What would you be willing to pay to transfer money to a savings account or settle up with a friend for last night’s dinner on your iPhone? Unfortunately, your bank might soon answer that question for you.
Not without controversy, banks are starting to introduce fees for mobile banking. US-based PNC, Regions, and U.S. Bank are leading the mobile banking fee revolution. At this stage, mobile fees appear inconsistent and currently range by service. Regions Bank plans on hitting you with a $1 (USD) fee for a person-to-person (P2P) payment while PNC’s Virtual Wallet will run you about $10 a month. Some banks will waive these fees if account balances remain at a certain level.

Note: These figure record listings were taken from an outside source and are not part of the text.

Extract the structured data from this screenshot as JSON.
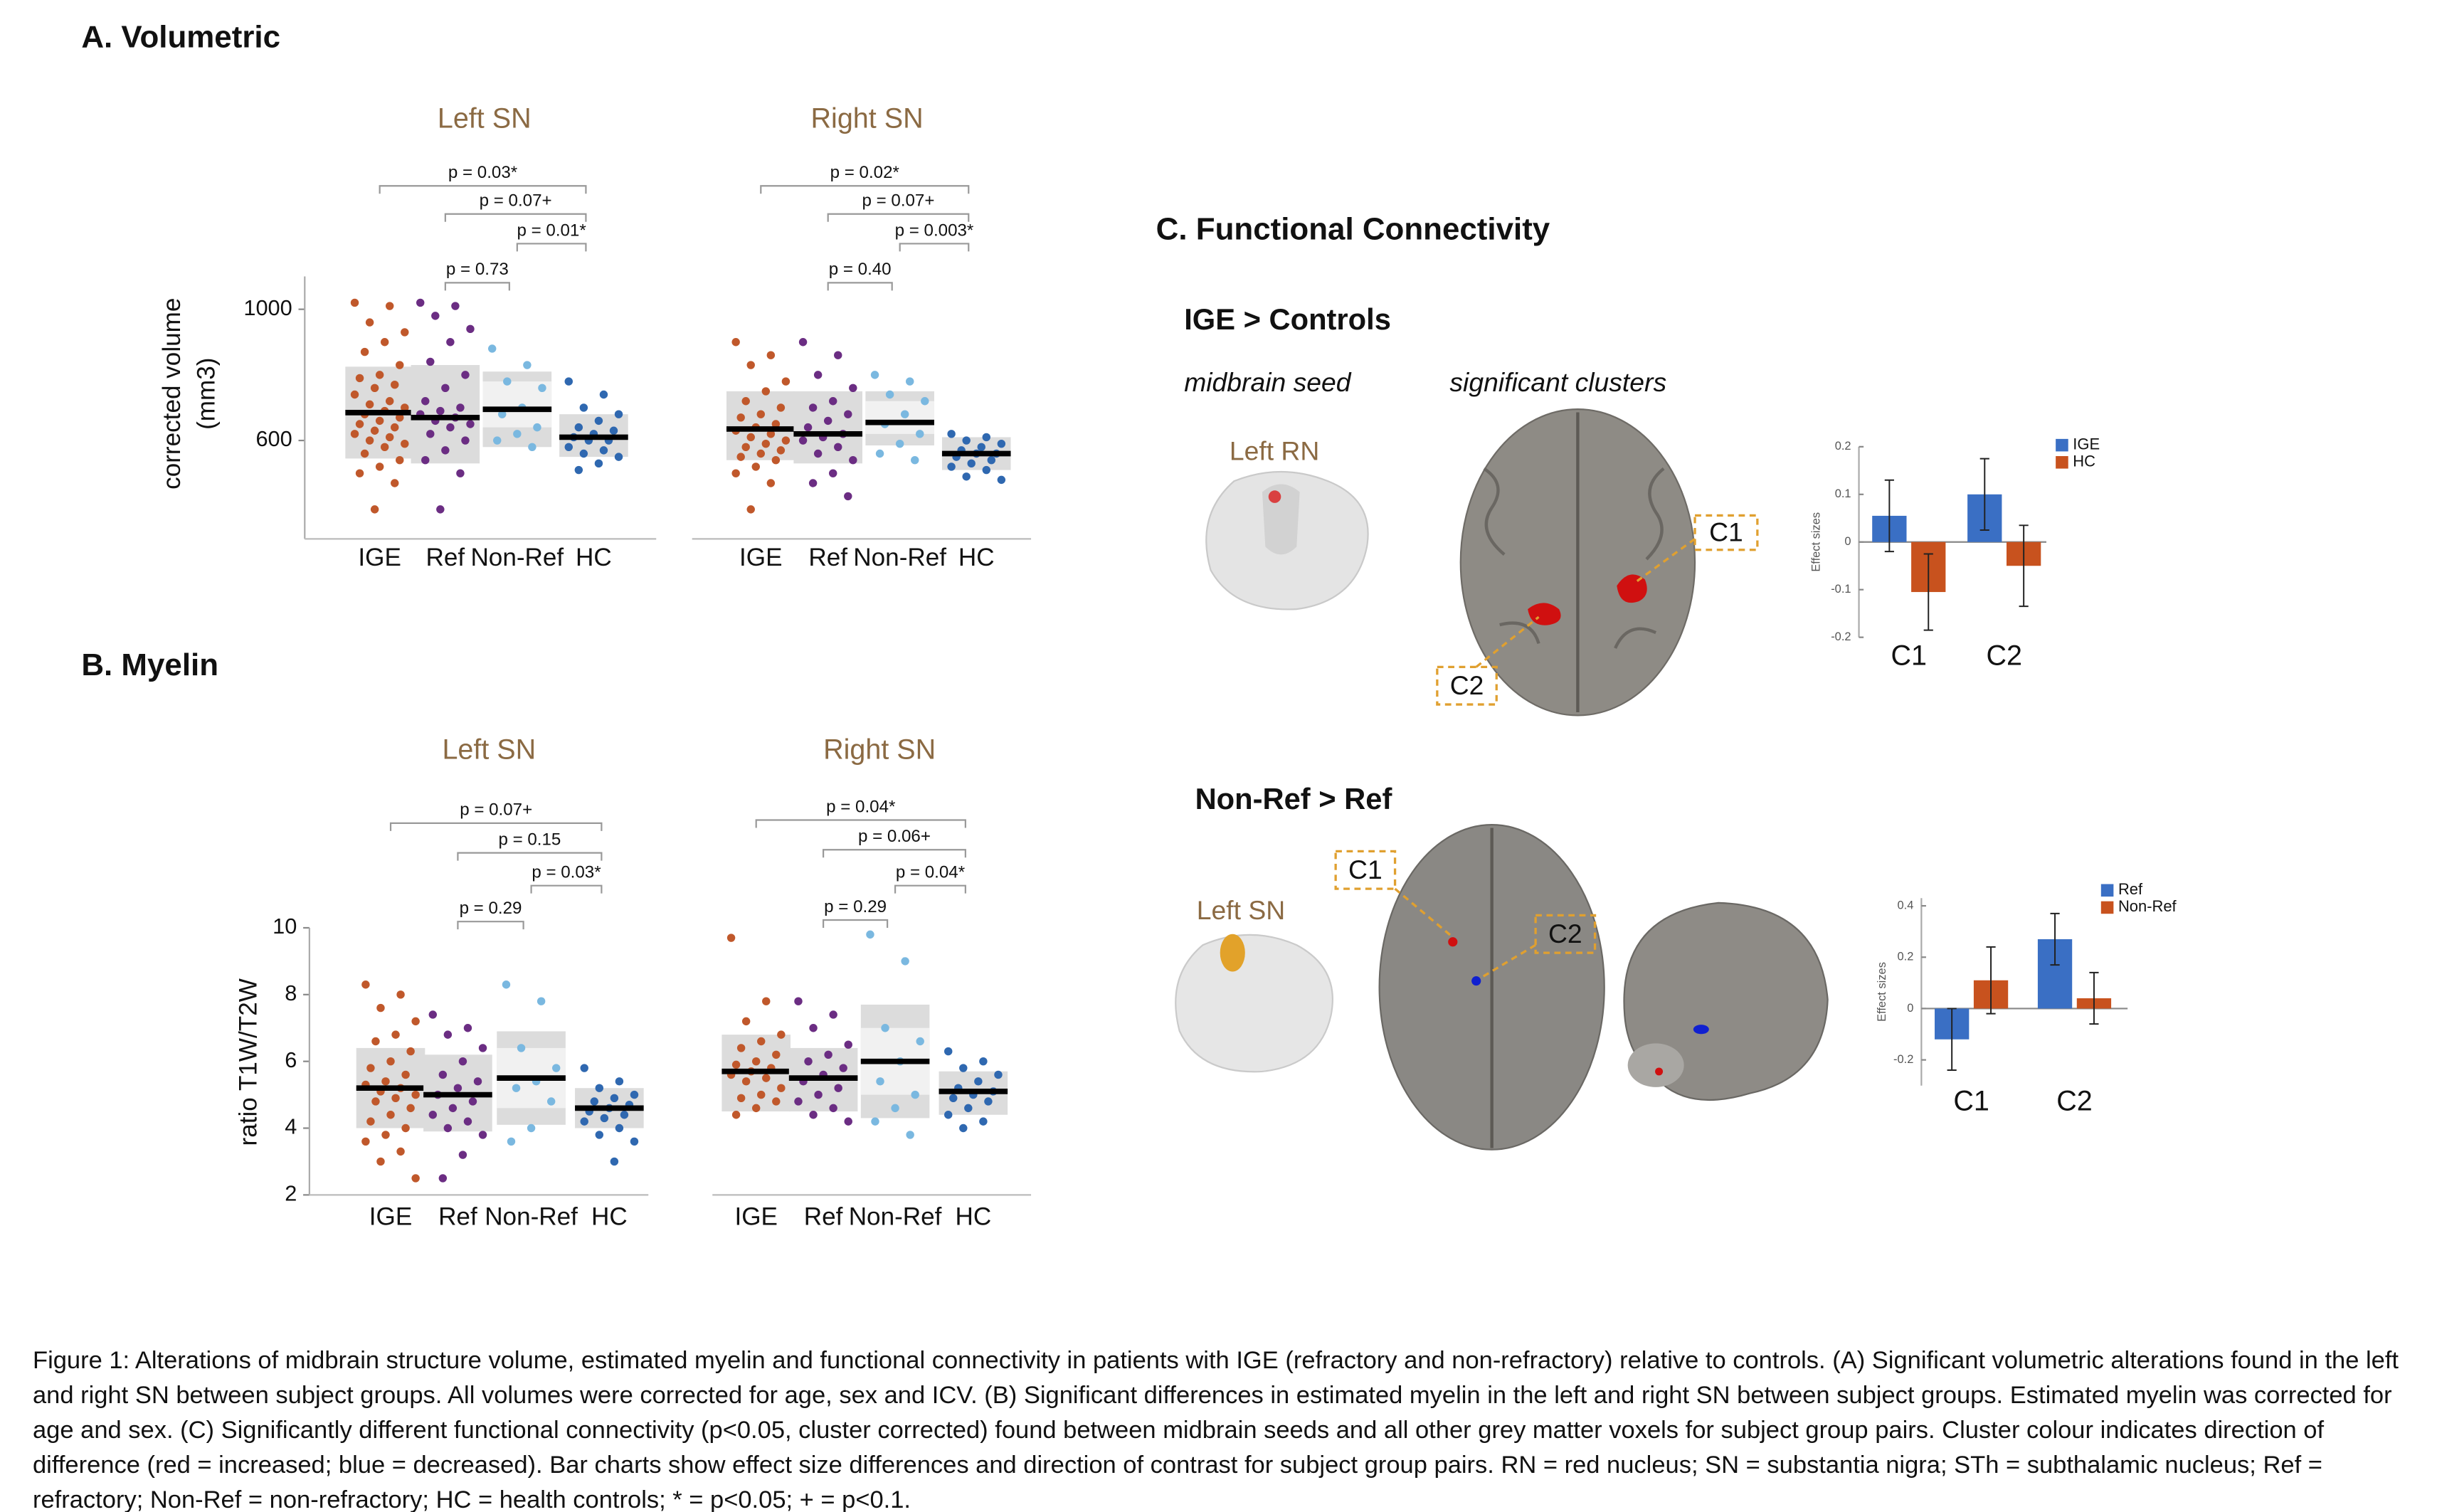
{
  "panels": {
    "a_title": "A. Volumetric",
    "b_title": "B. Myelin",
    "c_title": "C. Functional Connectivity"
  },
  "chart_data": [
    {
      "type": "dotbox",
      "title": "Left SN",
      "ylabel": [
        "corrected volume",
        "(mm3)"
      ],
      "categories": [
        "IGE",
        "Ref",
        "Non-Ref",
        "HC"
      ],
      "ylim": [
        300,
        1100
      ],
      "yticks": [
        600,
        1000
      ],
      "comparisons": [
        "p = 0.03*",
        "p = 0.07+",
        "p = 0.01*",
        "p = 0.73"
      ],
      "groups": [
        {
          "color": "#c0582b",
          "mean": 685,
          "box": [
            545,
            825
          ],
          "values": [
            1020,
            1010,
            960,
            930,
            900,
            870,
            830,
            800,
            790,
            770,
            760,
            740,
            720,
            710,
            700,
            690,
            680,
            670,
            660,
            650,
            640,
            630,
            620,
            610,
            600,
            590,
            580,
            560,
            540,
            520,
            500,
            470,
            390
          ]
        },
        {
          "color": "#6b2d83",
          "mean": 670,
          "box": [
            530,
            830
          ],
          "values": [
            1020,
            1010,
            980,
            940,
            900,
            840,
            800,
            760,
            720,
            700,
            690,
            680,
            670,
            660,
            650,
            640,
            620,
            600,
            570,
            540,
            500,
            390
          ]
        },
        {
          "color": "#7ab8e0",
          "mean": 695,
          "box": [
            580,
            810
          ],
          "ci": [
            640,
            780
          ],
          "values": [
            880,
            830,
            780,
            760,
            700,
            680,
            640,
            620,
            600,
            580
          ]
        },
        {
          "color": "#2f68b0",
          "mean": 610,
          "box": [
            550,
            680
          ],
          "values": [
            780,
            740,
            700,
            680,
            660,
            640,
            630,
            620,
            610,
            600,
            600,
            580,
            570,
            560,
            550,
            530,
            510
          ]
        }
      ]
    },
    {
      "type": "dotbox",
      "title": "Right SN",
      "categories": [
        "IGE",
        "Ref",
        "Non-Ref",
        "HC"
      ],
      "ylim": [
        300,
        1100
      ],
      "comparisons": [
        "p = 0.02*",
        "p = 0.07+",
        "p = 0.003*",
        "p = 0.40"
      ],
      "groups": [
        {
          "color": "#c0582b",
          "mean": 635,
          "box": [
            540,
            750
          ],
          "values": [
            900,
            860,
            830,
            780,
            750,
            720,
            700,
            680,
            670,
            650,
            640,
            630,
            620,
            610,
            600,
            590,
            580,
            570,
            560,
            550,
            540,
            520,
            500,
            470,
            390
          ]
        },
        {
          "color": "#6b2d83",
          "mean": 620,
          "box": [
            530,
            750
          ],
          "values": [
            900,
            860,
            800,
            760,
            720,
            700,
            680,
            660,
            640,
            620,
            610,
            600,
            580,
            560,
            540,
            500,
            470,
            430
          ]
        },
        {
          "color": "#7ab8e0",
          "mean": 655,
          "box": [
            585,
            750
          ],
          "ci": [
            620,
            720
          ],
          "values": [
            800,
            780,
            740,
            720,
            680,
            650,
            620,
            590,
            560,
            540
          ]
        },
        {
          "color": "#2f68b0",
          "mean": 560,
          "box": [
            510,
            610
          ],
          "values": [
            620,
            610,
            600,
            590,
            580,
            570,
            560,
            560,
            550,
            540,
            530,
            520,
            510,
            490,
            480
          ]
        }
      ]
    },
    {
      "type": "dotbox",
      "title": "Left SN",
      "ylabel": [
        "ratio T1W/T2W"
      ],
      "categories": [
        "IGE",
        "Ref",
        "Non-Ref",
        "HC"
      ],
      "ylim": [
        2,
        10
      ],
      "yticks": [
        2,
        4,
        6,
        8,
        10
      ],
      "comparisons": [
        "p = 0.07+",
        "p = 0.15",
        "p = 0.03*",
        "p = 0.29"
      ],
      "groups": [
        {
          "color": "#c0582b",
          "mean": 5.2,
          "box": [
            4.0,
            6.4
          ],
          "values": [
            8.3,
            8.0,
            7.6,
            7.2,
            6.8,
            6.6,
            6.3,
            6.0,
            5.8,
            5.6,
            5.4,
            5.3,
            5.2,
            5.1,
            5.0,
            4.9,
            4.8,
            4.6,
            4.4,
            4.2,
            4.0,
            3.8,
            3.6,
            3.3,
            3.0,
            2.5
          ]
        },
        {
          "color": "#6b2d83",
          "mean": 5.0,
          "box": [
            3.9,
            6.2
          ],
          "values": [
            7.4,
            7.0,
            6.8,
            6.4,
            6.0,
            5.6,
            5.4,
            5.2,
            5.0,
            4.8,
            4.6,
            4.4,
            4.2,
            4.0,
            3.8,
            3.2,
            2.5
          ]
        },
        {
          "color": "#7ab8e0",
          "mean": 5.5,
          "box": [
            4.1,
            6.9
          ],
          "ci": [
            4.6,
            6.4
          ],
          "values": [
            8.3,
            7.8,
            6.4,
            5.8,
            5.4,
            5.2,
            4.8,
            4.0,
            3.6
          ]
        },
        {
          "color": "#2f68b0",
          "mean": 4.6,
          "box": [
            4.0,
            5.2
          ],
          "values": [
            5.8,
            5.4,
            5.2,
            5.0,
            4.9,
            4.8,
            4.7,
            4.6,
            4.5,
            4.4,
            4.3,
            4.2,
            4.0,
            3.8,
            3.6,
            3.0
          ]
        }
      ]
    },
    {
      "type": "dotbox",
      "title": "Right SN",
      "categories": [
        "IGE",
        "Ref",
        "Non-Ref",
        "HC"
      ],
      "ylim": [
        2,
        10
      ],
      "comparisons": [
        "p = 0.04*",
        "p = 0.06+",
        "p = 0.04*",
        "p = 0.29"
      ],
      "groups": [
        {
          "color": "#c0582b",
          "mean": 5.7,
          "box": [
            4.5,
            6.8
          ],
          "values": [
            9.7,
            7.8,
            7.2,
            6.8,
            6.6,
            6.4,
            6.2,
            6.0,
            5.9,
            5.8,
            5.7,
            5.6,
            5.5,
            5.4,
            5.2,
            5.0,
            4.9,
            4.8,
            4.6,
            4.4
          ]
        },
        {
          "color": "#6b2d83",
          "mean": 5.5,
          "box": [
            4.5,
            6.4
          ],
          "values": [
            7.8,
            7.4,
            7.0,
            6.5,
            6.2,
            6.0,
            5.8,
            5.6,
            5.4,
            5.2,
            5.0,
            4.8,
            4.6,
            4.4,
            4.2
          ]
        },
        {
          "color": "#7ab8e0",
          "mean": 6.0,
          "box": [
            4.3,
            7.7
          ],
          "ci": [
            5.0,
            7.0
          ],
          "values": [
            9.8,
            9.0,
            7.0,
            6.6,
            6.0,
            5.4,
            5.0,
            4.6,
            4.2,
            3.8
          ]
        },
        {
          "color": "#2f68b0",
          "mean": 5.1,
          "box": [
            4.4,
            5.7
          ],
          "values": [
            6.3,
            6.0,
            5.8,
            5.6,
            5.4,
            5.2,
            5.1,
            5.0,
            4.9,
            4.8,
            4.6,
            4.4,
            4.2,
            4.0
          ]
        }
      ]
    },
    {
      "type": "bar",
      "ylabel": "Effect sizes",
      "categories": [
        "C1",
        "C2"
      ],
      "ylim": [
        -0.2,
        0.2
      ],
      "yticks": [
        -0.2,
        -0.1,
        0,
        0.1,
        0.2
      ],
      "series": [
        {
          "name": "IGE",
          "color": "#3a6fc4",
          "values": [
            0.055,
            0.1
          ],
          "errors": [
            0.075,
            0.075
          ]
        },
        {
          "name": "HC",
          "color": "#c8521e",
          "values": [
            -0.105,
            -0.05
          ],
          "errors": [
            0.08,
            0.085
          ]
        }
      ]
    },
    {
      "type": "bar",
      "ylabel": "Effect sizes",
      "categories": [
        "C1",
        "C2"
      ],
      "ylim": [
        -0.3,
        0.43
      ],
      "yticks": [
        -0.2,
        0,
        0.2,
        0.4
      ],
      "series": [
        {
          "name": "Ref",
          "color": "#3a6fc4",
          "values": [
            -0.12,
            0.27
          ],
          "errors": [
            0.12,
            0.1
          ]
        },
        {
          "name": "Non-Ref",
          "color": "#c8521e",
          "values": [
            0.11,
            0.04
          ],
          "errors": [
            0.13,
            0.1
          ]
        }
      ]
    }
  ],
  "connectivity": [
    {
      "title": "IGE > Controls",
      "seed_heading": "midbrain seed",
      "clusters_heading": "significant clusters",
      "seed": "Left RN",
      "clusters": [
        "C1",
        "C2"
      ]
    },
    {
      "title": "Non-Ref > Ref",
      "seed": "Left SN",
      "clusters": [
        "C1",
        "C2"
      ]
    }
  ],
  "caption": "Figure 1: Alterations of midbrain structure volume, estimated myelin and functional connectivity in patients with IGE (refractory and non-refractory) relative to controls. (A) Significant volumetric alterations found in the left and right SN between subject groups. All volumes were corrected for age, sex and ICV. (B) Significant differences in estimated myelin in the left and right SN between subject groups. Estimated myelin was corrected for age and sex. (C) Significantly different functional connectivity (p<0.05, cluster corrected) found between midbrain seeds and all other grey matter voxels for subject group pairs. Cluster colour indicates direction of difference (red = increased; blue = decreased). Bar charts show effect size differences and direction of contrast for subject group pairs. RN = red nucleus; SN = substantia nigra; STh = subthalamic nucleus; Ref = refractory; Non-Ref = non-refractory; HC = health controls; * = p<0.05; + = p<0.1."
}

Banks of all sizes have been offering their customers access to banking services through smart phones and tablets for years. So, why introduce fees now? Survey research reveals customers are willing to pay for mobile banking… even more so than they were just a few years ago. This could translate into a significant revenue opportunity as many banks are now seeking out non-traditional avenues for fee income.
Mobile Fees: A Balancing Act
Banks have a few hard decisions to make as they assess whether charging for mobile banking is a sensible move. Will customers be willing to pay for the convenience of banking on their phone? Or will they abandon their mobile apps (and maybe their bank altogether) and move to a competitor or a non-bank option?
It’s a tough decision because the advantages of a mobile banking program extend far beyond fee revenue. Mobile apps are a low cost channel for customers to self-service versus higher cost alternatives; such as brick-and-mortar branches or telephone call centers. The mobile channel also presents prime marketing opportunities for financial institutions. Mobile banking offers the “soft” benefits of brand enhancement as well as another channel to cross sell customers on higher margin products (e.g. unsecured loans, credit cards). Marketing in the mobile channel is relatively effective as customers who use bank apps are often more profitable on average and are very “sticky” when it comes to bank loyalty.
The mobile space is critical to reaching bank customers, particularly in certain segments. As smartphones and tablets continue to proliferate the market, mobile banking will only continue to grow in importance. This is why banks need to get their mobile strategy right. If banks go the way of charging for mobile banking, executives will need to strike a balance between maximizing fee revenue while ensuring customers perceive value in what they are paying for. After all, every consumer knows that going from “free” to “fee” can be a tough pill to swallow.